The TPP is consistent with that larger policy of trying to curb China’s influence. US allies in East Asia certainly appear to interpret the trade agreement in that fashion. In an editorial, Japan’s Yomuri Shimbun asserted that the pact would have not only important economic benefits but long-term security benefits. “If the presence of the United States and Japan in the Asia-Pacific region is enhanced through the TPP,” the editors concluded, “it will be able to contain China’s moves to pursue hegemonic influence in the region.” The editorial specifically noted the creation of the AIB and portrayed the TPP as an important counter to that initiative. It is not surprising that such a conclusion would be expressed openly in Japan, China’s principal regional rival.
Using the TPP as an instrument of a containment policy is extremely unwise. The importance of the bilateral trade relationship should cause US officials to exercise greater caution. So, too, should the fact that China holds some $1.3 trillion of US Treasury debt and is now the single largest foreign purchaser of such debt. It is generally not a good idea for individuals to antagonize their banker, and a similar principle applies to the behavior of nations.
China’s own conduct is causing understandable concern, though. Beijing’s breathtakingly broad territorial claims in the South China Sea (encompassing nearly 90% of that body of water) and its increasingly aggressive pursuit of those claims has especially provoked neighboring countries and encouraged hawks in the United States to advocate a confrontational stance. China’s assertiveness in the South China Sea, along with Beijing’s challenge to Japan regarding the Senkaku/Diaoyu islands, is consistent with the behavior of a rising power that is determined to exercise greater influence in its immediate neighborhood. And Beijing can back up those ambitions with growing economic and military capabilities. The recent slowdown in China’s economy may alter the pace of that assertiveness, but it does not change the fundamental reality that China is a rising power with ambitions to match.
That development poses a difficult test for US foreign policy. The historical record of relations between rising great powers and incumbent hegemons is not reassuring. Too often, the result has been intense hostility and even outright warfare.
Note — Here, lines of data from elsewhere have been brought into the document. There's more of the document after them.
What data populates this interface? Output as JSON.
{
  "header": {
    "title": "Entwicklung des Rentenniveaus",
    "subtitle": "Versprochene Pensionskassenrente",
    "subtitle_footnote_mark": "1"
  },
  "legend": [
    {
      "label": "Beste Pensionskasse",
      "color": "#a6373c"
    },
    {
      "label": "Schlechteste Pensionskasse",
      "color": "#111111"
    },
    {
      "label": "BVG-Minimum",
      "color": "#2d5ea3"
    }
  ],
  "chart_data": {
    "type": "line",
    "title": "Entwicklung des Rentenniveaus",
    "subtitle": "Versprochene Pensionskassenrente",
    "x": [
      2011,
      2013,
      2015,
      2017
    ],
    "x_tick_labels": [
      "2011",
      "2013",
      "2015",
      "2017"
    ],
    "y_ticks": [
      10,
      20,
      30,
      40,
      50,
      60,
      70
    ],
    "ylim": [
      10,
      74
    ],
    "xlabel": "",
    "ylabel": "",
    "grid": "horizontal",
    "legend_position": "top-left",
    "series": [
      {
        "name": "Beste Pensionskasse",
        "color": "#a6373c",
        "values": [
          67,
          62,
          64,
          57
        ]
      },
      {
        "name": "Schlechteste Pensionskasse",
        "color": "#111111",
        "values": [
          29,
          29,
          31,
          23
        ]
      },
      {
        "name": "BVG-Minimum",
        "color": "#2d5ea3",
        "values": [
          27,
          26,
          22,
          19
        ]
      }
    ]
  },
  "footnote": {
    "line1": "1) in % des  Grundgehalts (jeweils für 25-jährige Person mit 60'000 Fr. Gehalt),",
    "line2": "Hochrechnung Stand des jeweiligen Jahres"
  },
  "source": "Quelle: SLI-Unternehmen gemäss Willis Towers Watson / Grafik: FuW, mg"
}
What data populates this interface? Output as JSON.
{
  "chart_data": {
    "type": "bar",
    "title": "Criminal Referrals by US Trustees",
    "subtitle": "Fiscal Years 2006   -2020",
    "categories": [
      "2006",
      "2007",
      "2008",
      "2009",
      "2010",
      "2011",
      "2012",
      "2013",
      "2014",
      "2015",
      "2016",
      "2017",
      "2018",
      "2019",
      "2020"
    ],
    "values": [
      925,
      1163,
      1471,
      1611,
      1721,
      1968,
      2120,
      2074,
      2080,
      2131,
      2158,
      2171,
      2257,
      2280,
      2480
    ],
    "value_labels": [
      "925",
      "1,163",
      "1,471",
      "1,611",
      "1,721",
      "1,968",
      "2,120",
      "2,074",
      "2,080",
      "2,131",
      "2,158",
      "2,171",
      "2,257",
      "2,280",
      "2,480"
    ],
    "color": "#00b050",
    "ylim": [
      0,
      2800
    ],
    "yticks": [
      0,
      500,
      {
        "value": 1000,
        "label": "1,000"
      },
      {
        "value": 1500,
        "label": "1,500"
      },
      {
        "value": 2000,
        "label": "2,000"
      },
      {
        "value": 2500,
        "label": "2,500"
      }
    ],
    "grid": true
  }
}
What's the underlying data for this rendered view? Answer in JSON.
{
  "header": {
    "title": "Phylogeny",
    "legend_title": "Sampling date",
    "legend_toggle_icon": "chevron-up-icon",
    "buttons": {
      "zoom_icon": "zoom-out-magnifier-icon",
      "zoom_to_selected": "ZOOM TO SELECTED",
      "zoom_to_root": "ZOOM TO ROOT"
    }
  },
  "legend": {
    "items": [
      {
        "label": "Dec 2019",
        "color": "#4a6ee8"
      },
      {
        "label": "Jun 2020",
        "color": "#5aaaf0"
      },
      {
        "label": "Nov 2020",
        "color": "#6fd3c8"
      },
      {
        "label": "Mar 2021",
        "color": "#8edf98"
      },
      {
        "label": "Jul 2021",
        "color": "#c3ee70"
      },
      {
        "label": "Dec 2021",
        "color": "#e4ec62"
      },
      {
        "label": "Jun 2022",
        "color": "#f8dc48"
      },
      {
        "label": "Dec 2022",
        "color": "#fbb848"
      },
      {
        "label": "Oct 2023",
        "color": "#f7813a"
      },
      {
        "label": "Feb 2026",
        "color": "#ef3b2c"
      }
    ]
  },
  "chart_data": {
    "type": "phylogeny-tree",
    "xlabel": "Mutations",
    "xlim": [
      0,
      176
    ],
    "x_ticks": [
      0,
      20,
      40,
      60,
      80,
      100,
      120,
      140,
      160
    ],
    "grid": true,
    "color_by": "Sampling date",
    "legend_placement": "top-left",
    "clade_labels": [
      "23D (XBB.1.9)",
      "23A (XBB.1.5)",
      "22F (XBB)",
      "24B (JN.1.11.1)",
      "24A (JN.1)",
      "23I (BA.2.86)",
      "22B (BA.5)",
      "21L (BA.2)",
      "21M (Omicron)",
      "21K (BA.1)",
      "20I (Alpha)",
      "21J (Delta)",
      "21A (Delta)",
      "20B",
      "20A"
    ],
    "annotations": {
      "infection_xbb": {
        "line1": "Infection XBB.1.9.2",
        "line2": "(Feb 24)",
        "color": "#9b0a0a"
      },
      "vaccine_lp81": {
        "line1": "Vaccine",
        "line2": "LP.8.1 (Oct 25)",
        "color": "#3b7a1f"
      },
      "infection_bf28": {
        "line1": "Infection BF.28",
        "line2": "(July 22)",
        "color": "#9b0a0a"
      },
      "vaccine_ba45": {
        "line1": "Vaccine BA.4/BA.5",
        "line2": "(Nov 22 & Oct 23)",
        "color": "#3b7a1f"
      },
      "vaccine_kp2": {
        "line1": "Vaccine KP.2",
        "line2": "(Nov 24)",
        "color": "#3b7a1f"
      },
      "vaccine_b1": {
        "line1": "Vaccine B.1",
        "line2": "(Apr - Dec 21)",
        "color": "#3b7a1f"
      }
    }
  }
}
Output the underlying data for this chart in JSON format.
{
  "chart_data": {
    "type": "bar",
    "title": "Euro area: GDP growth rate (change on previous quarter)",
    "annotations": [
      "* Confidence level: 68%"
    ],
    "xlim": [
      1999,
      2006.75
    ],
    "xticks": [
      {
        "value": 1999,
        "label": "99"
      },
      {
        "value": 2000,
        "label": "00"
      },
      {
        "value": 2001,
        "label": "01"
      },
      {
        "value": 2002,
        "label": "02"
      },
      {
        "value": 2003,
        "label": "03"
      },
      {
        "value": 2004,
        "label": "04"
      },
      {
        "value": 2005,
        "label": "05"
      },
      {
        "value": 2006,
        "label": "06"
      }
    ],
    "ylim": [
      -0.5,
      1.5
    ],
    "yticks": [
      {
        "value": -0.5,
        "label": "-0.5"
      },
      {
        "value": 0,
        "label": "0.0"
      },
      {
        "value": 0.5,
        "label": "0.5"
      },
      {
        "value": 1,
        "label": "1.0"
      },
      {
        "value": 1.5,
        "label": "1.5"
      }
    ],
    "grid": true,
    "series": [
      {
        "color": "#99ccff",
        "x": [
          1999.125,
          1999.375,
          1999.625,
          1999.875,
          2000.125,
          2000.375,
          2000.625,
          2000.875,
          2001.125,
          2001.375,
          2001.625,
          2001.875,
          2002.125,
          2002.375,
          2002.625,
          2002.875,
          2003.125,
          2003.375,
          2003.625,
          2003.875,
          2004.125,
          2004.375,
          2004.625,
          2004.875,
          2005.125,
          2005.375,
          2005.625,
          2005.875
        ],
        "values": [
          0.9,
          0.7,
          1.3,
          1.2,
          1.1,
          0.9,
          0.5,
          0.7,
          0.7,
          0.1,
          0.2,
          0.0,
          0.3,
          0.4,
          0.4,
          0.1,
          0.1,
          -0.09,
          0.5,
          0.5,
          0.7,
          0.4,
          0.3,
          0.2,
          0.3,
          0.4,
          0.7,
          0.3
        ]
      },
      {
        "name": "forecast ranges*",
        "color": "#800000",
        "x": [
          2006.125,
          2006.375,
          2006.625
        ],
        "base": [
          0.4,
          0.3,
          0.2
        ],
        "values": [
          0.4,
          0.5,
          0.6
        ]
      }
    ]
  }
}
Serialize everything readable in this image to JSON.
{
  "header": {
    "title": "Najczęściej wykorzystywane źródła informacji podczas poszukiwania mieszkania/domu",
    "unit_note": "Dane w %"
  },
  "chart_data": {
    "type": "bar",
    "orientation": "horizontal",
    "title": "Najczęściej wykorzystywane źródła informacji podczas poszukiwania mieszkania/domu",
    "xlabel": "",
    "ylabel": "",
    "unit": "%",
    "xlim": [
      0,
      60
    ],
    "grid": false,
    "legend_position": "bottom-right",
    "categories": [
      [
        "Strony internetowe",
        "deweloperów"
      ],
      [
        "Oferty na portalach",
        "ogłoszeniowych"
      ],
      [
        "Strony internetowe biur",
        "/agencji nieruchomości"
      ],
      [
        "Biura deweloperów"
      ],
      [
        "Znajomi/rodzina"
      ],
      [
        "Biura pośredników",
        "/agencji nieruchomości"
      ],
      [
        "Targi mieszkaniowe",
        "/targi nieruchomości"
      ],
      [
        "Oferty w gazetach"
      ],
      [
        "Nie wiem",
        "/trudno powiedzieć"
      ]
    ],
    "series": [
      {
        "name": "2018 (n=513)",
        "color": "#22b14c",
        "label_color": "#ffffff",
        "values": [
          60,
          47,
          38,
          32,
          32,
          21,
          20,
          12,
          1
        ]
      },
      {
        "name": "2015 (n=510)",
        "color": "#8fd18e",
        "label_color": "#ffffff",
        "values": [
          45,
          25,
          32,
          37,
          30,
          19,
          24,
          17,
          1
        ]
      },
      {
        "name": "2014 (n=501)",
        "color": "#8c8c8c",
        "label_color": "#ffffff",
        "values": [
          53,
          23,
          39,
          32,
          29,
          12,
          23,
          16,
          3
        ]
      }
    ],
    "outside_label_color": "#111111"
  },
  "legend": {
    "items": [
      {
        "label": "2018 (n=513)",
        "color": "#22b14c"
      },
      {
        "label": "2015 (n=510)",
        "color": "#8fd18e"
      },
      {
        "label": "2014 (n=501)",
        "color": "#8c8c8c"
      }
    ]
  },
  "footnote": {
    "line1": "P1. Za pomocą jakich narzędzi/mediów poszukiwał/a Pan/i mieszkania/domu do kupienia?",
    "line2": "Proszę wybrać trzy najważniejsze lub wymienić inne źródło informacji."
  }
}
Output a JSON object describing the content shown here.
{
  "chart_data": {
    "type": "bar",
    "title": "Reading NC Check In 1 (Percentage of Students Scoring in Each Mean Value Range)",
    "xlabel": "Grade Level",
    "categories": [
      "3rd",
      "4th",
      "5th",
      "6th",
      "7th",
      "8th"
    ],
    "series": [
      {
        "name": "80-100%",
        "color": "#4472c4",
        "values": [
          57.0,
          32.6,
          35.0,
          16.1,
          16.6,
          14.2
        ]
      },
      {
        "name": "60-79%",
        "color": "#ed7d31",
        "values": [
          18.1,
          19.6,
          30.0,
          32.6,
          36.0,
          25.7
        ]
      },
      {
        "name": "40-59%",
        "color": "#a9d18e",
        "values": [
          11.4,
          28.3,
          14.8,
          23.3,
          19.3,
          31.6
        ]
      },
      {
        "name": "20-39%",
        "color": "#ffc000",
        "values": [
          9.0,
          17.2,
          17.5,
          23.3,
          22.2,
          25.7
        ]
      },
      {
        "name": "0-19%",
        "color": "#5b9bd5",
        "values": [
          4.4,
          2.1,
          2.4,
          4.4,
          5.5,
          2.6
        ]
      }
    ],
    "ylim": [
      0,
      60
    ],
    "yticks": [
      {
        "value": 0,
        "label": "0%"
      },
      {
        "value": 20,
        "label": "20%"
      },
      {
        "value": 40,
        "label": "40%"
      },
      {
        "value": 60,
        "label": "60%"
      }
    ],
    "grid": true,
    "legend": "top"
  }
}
The inability of Great Britain and France to accommodate the rise of Imperial Germany in the early twentieth century is a cautionary tale of the potential for disaster if such a relationship is mishandled. Accommodating a rising China without allowing that country to run roughshod and become the unchallenged hegemon of East Asia is the task now facing US policymakers. It is not an easy task, but American officials need to be more flexible and conciliatory than they have been to this point. A good first step would be to commence immediate negotiations to bring China into the TPP instead of using that agreement as merely the latest component of a hostile containment policy.